Conteneurs au terminal de Ray-Mont Logistiques à Vancouver (photo tirée du site web de l’entreprise).

RAY-MONT LOGISTIQUES : HOUSTON NOUS AVONS UN PROBLÈME

Le problème, c’est que « Houston » ne répond pas… Hier soir avait lieu la fameuse rencontre Zoom exceptionnelle organisée par Concertation Assomption sud–Longue-Pointe, l’instance mise en place par l’arrondissement de Mercier–Hochelaga-Maisonneuve regroupant le milieu et les parties prenantes pour le développement du secteur Assomption Sud–Longue-Pointe (ASLP), événement portant spécifiquement sur le projet controversé de terminal de transbordement de marchandises (de wagons de train à conteneurs) de Ray-Mont Logistiques, en plein cœur de ce territoire. Rappelons que si l’immense site de 2,5 millions de pi2 est en zone industrielle lourde, des résidents demeurent tout de même à proximité du terrain, surtout du côté ouest (quartier Viauville), et la mobilisation citoyenne qui s’oppose au projet est puissante depuis l’achat du terrain par l’entreprise en 2015.

Cette rencontre virtuelle avait donc pour objectif de faire le point avec le promoteur quant à ses intentions à la suite du jugement favorable que lui a rendu la Cour d’appel du Québec en début d’année, jugement que la Ville de Montréal ne contestera pas. Dans une entrevue accordée à EST MÉDIA Montréal la semaine dernière, Charles Raymond, le propriétaire de l’entreprise, affirmait que le jugement lui donnait le droit d’aller de l’avant avec son projet de base, c’est-à-dire accueillir des trains sur le terrain, procéder au transbordement de marchandises vers des conteneurs, entreposer ces derniers et les expédier finalement vers le Port de Montréal, le tout à ciel ouvert, 24 heures sur 24, 7 jours par semaine. Surtout, sans mesure d’atténuation des nuisances prévue dans le plan présenté en Cour. Charles Raymond affirme avoir soumis ce plan afin de protéger avant tout ses droits d’opération inclus dans la réglementation de zonage lors de l’achat du terrain, réglementation qui sera modifiée unilatéralement une première fois par le maire de l’époque, Réal Ménard, et par la suite par l’actuel maire Pierre Lessard-Blais.

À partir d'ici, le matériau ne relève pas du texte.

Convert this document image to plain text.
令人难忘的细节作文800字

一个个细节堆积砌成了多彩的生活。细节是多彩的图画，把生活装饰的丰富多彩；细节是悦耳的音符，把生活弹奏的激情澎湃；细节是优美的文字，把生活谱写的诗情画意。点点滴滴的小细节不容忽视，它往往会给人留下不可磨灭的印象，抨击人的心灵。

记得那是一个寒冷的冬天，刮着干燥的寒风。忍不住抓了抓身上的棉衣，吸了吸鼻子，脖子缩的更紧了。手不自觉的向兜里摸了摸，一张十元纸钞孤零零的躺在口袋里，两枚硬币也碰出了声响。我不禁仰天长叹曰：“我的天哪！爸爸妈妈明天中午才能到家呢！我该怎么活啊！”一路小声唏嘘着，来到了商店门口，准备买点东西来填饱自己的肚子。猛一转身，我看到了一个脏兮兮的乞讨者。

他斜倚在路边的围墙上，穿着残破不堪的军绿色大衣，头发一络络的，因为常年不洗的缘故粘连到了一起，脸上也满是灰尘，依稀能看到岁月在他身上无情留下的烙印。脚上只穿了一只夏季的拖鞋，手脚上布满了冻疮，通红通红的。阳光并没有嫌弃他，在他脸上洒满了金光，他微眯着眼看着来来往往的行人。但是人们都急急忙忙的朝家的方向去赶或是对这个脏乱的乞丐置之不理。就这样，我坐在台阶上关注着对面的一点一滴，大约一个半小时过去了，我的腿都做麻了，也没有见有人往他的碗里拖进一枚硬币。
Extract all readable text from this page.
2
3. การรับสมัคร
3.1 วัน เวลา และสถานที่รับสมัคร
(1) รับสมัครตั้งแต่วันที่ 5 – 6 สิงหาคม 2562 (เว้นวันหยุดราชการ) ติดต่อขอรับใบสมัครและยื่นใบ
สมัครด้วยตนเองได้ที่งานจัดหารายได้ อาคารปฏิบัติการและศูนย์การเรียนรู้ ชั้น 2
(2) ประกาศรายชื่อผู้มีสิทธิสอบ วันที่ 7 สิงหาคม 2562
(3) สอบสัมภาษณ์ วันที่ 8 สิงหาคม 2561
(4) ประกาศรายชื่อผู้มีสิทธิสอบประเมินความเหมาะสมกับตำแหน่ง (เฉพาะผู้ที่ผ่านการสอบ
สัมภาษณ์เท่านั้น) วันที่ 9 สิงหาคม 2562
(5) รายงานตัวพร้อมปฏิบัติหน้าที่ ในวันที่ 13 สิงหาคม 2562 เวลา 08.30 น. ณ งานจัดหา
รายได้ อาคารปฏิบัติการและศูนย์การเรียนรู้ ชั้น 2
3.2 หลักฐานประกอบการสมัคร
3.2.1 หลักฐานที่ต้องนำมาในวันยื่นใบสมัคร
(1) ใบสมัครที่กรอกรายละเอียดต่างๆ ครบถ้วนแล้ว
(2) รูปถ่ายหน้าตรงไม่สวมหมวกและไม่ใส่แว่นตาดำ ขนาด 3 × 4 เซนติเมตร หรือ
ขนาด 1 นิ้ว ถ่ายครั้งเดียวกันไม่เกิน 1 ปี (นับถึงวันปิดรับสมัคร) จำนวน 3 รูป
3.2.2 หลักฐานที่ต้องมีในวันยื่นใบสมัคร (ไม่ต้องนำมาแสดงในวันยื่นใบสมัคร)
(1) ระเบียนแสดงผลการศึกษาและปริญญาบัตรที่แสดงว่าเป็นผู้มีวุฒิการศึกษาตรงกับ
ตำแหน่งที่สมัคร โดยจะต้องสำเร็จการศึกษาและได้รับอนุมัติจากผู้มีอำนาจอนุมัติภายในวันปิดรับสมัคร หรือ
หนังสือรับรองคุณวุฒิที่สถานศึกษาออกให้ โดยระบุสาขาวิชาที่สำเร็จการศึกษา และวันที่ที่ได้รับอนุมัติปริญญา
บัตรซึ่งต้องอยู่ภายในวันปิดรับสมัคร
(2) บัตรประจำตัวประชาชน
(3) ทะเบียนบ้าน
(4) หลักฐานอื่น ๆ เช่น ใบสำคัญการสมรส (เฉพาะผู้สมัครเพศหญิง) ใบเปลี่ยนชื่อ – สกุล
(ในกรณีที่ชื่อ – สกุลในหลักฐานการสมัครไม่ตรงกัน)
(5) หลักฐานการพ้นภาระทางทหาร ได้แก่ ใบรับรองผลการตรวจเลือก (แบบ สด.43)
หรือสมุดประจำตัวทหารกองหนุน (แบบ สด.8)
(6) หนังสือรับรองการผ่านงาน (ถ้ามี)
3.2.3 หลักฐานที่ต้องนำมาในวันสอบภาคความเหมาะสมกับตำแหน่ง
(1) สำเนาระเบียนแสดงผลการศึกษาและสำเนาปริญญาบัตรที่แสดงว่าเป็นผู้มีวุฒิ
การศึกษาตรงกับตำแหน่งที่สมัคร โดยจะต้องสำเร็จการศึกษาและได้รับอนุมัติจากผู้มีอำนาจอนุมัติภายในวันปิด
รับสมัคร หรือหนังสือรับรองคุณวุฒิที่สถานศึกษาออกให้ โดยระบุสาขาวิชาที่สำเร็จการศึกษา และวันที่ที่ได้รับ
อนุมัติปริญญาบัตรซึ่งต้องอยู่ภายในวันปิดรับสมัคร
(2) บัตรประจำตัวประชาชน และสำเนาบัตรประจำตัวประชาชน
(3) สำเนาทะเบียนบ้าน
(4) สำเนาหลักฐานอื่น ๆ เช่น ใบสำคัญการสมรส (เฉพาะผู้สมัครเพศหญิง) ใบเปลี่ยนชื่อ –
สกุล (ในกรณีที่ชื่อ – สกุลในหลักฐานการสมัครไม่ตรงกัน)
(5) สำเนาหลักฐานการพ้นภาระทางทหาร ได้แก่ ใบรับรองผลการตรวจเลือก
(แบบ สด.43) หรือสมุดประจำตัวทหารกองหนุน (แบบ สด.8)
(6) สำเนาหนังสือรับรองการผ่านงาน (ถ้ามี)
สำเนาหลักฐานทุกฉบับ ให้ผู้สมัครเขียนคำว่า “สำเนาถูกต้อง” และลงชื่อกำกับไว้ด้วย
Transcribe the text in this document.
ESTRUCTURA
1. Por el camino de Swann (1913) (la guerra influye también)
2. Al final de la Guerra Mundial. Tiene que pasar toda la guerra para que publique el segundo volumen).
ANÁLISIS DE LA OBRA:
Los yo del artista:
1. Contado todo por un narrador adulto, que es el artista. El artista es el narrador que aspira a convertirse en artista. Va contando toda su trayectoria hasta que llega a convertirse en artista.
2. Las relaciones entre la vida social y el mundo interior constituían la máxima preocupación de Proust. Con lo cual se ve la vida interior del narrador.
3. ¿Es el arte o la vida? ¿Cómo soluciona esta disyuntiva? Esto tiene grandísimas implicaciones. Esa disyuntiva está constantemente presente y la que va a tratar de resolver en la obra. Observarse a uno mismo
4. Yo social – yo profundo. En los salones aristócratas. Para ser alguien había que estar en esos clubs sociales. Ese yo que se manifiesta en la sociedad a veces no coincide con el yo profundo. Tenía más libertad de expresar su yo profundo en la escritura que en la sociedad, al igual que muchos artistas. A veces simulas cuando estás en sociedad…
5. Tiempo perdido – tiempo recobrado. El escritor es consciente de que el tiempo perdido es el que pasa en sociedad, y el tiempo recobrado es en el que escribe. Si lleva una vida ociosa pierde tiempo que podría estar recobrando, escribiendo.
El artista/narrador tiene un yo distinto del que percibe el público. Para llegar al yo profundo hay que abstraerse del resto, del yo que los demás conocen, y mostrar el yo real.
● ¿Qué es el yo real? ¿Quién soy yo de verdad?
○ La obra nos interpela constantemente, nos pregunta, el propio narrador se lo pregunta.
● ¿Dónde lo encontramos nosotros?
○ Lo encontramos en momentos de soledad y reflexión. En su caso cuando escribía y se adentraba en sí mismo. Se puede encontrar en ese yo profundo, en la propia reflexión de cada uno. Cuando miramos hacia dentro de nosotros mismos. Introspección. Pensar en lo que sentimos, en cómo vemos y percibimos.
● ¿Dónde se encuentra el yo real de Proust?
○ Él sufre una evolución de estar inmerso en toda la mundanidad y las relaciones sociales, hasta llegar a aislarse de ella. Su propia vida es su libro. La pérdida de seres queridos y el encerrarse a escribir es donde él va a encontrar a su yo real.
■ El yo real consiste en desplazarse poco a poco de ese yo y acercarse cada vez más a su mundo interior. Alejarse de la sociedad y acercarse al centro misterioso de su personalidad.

Ainsi, la Ville refusait d’émettre le permis de construction à Ray-Mont Logistique alléguant que le projet n’était pas conforme aux nouvelles règles, décision qu’a contesté en Cour l’entreprise et dont on connaît le dénouement aujourd’hui en faveur de Ray-Mont Logistiques, qui débutera d’ailleurs la construction de ses infrastructures dans quelques semaines.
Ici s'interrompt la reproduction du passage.